L’inchiesta generale di Leopardo da Foligno
Questa sezione riguarda un lavoro collettivo, l'edizione e l’utilizzazione scientifica di un documento del XIV secolo, una grande inchiesta generale che Roberto (1309-1343), re di Sicilia, nonché conte di Provenza e di Forcalquier, decise d'intraprendere nell’agosto 1331 in tutti i suoi possedimenti provenzali. La sezione non presenta solo l'équipe internazionale di studiosi raggruppati attorno a questo progetto, ma anche diversi aspetti del documento e degli strumenti di riflessione (bibliografia, duplicati ecc.) L’inchiesta si presenta oggi sotto la forma di 29 registri manoscritti, conservati negli Archives départementales des Bouches-du-Rhône, per un totale di circa 2500 folii. Nel XIII e XIV secolo, numerosi principati d'Occidente praticano questo tipo d'inchiesta amministrativa, fiscale e demaniale, che si basa sulla deambulazione e la cui procedura caratteristica beneficia delle evoluzioni del sapere e delle pratiche giuridiche del tempo.

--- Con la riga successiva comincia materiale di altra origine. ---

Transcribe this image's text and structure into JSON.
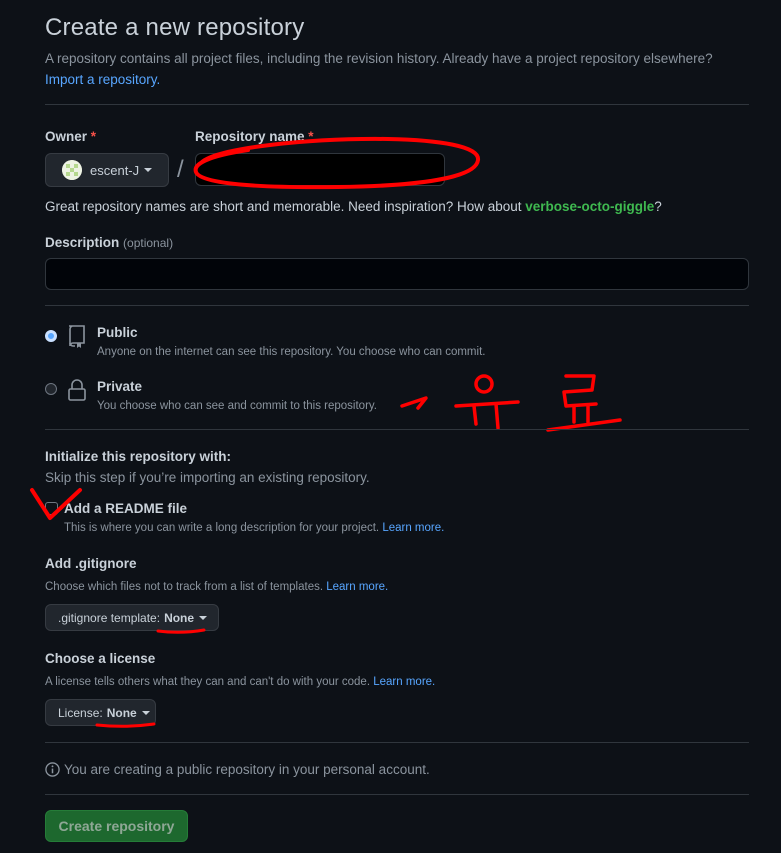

Il 24 agosto 1331, il re Roberto di Napoli ordina un'inchiesta generale in tutti i suoi possedimenti provenzali, al fine di determinare i contorni esatti del suo dominio e dei suoi diritti, di valutarne le risorse, di lottare contro abusi e usurpazioni commessi dai suoi ufficiali locali, dalle comunità o dai signori. Essa fa seguito alle inchieste generali condotte da Carlo I d’Angiò nel 1251 ca. e da Carlo II nel 1297-1299. Assente da queste terre dal 1324, ansioso per il futuro della sua dinastia dopo morte nel novembre 1328 del suo unico figlio e erede Carlo, duca di Calabria, il re preconizzò una serie di misure destinate ad assicurare la fedeltà dei suoi sudditi all’erede, sua nipote Giovanna (futura regina Giovanna), o in mancanza, alla sorella di questa ultima, Maria. L’anno 1331 fu segnato da una serie di prestazioni d'omaggi e di fedeltà nel regno di Napoli e nelle contee di Provenza e Forcalquier. Così, la decisione di un'inchiesta generale si deve leggere in tale quadro d'instabilità. Essa costituisce contemporaneamente uno sforzo d'inventario delle risorse, di riorganizzazione dell'amministrazione locale ai fini di ricerca degli abusi e delle concessioni demaniali, e di ripristino del legame di fedeltà dinastica. Assume così ugualmente un significato fiscale, demaniale e politico e racchiude un'innegabile portata ideologica.
I due inquirenti incaricati di portare a buon fine tale operazione provengono dall'entourage reale. Ma, siccome il siniscalco di Provenza di allora, Filippo di Sangineto, e il suo giudice Giovanni di Giovinazzo, si sono trovati impossibilitati, per cursus honorum, e in contatto con il defunto Carlo di Calabria, il primo inquirente prescelto, Niccolò di Acerno, è vescovo di Bisignano, in Calabria. Proviene da una famiglia nobile vicina ai Sanseverino e ai Sangineto. Il suo ruolo però è limitato: compie la sua missione solo nell’autunno del 1331, indagando nella vicaria di Aix-en-Provence, in una località chiamata l’Île-Saint-Geniès, una parte dell'attuale Martigues (Bouches-du-Rhône), dove il re annovera diritti di pesca molto lucrativi e di saline. Trasferito dal papa Giovanni XXII nella diocesi di Nola dall’ottobre 1331, poi scompare dalla documentazione provenzale. L’attività di Niccolò in Provenza quindi si limita all'inchiesta che ha condotto fra ottobre e dicembre del 1331, e forse all'inizio di quella condotta a Tarascon (Bouches-du-Rhône) nel gennaio1332. È quindi sul secondo inquirente che si basa il grosso dell'inchiesta generale: Leopardo Napoleonis da Foligno († vers 1340), arciprete di Benevento, canonico da Foligno, di Melfi e di Napoli, cappellano e consigliere reale. Successivamente aiutato da notai peninsulari, poi da due notai provenzali impiegati successivamente da agosto 1332 e da marzo 1333, accompagnati da una seguito di parenti venuti anche dall'Umbria, egli conduce l'inchiesta generale da gennaio 1332 fino al primo semestre del 1334, percorrendo tutta la Provenza, e visitando quasi tutte le circoscrizioni amministrative.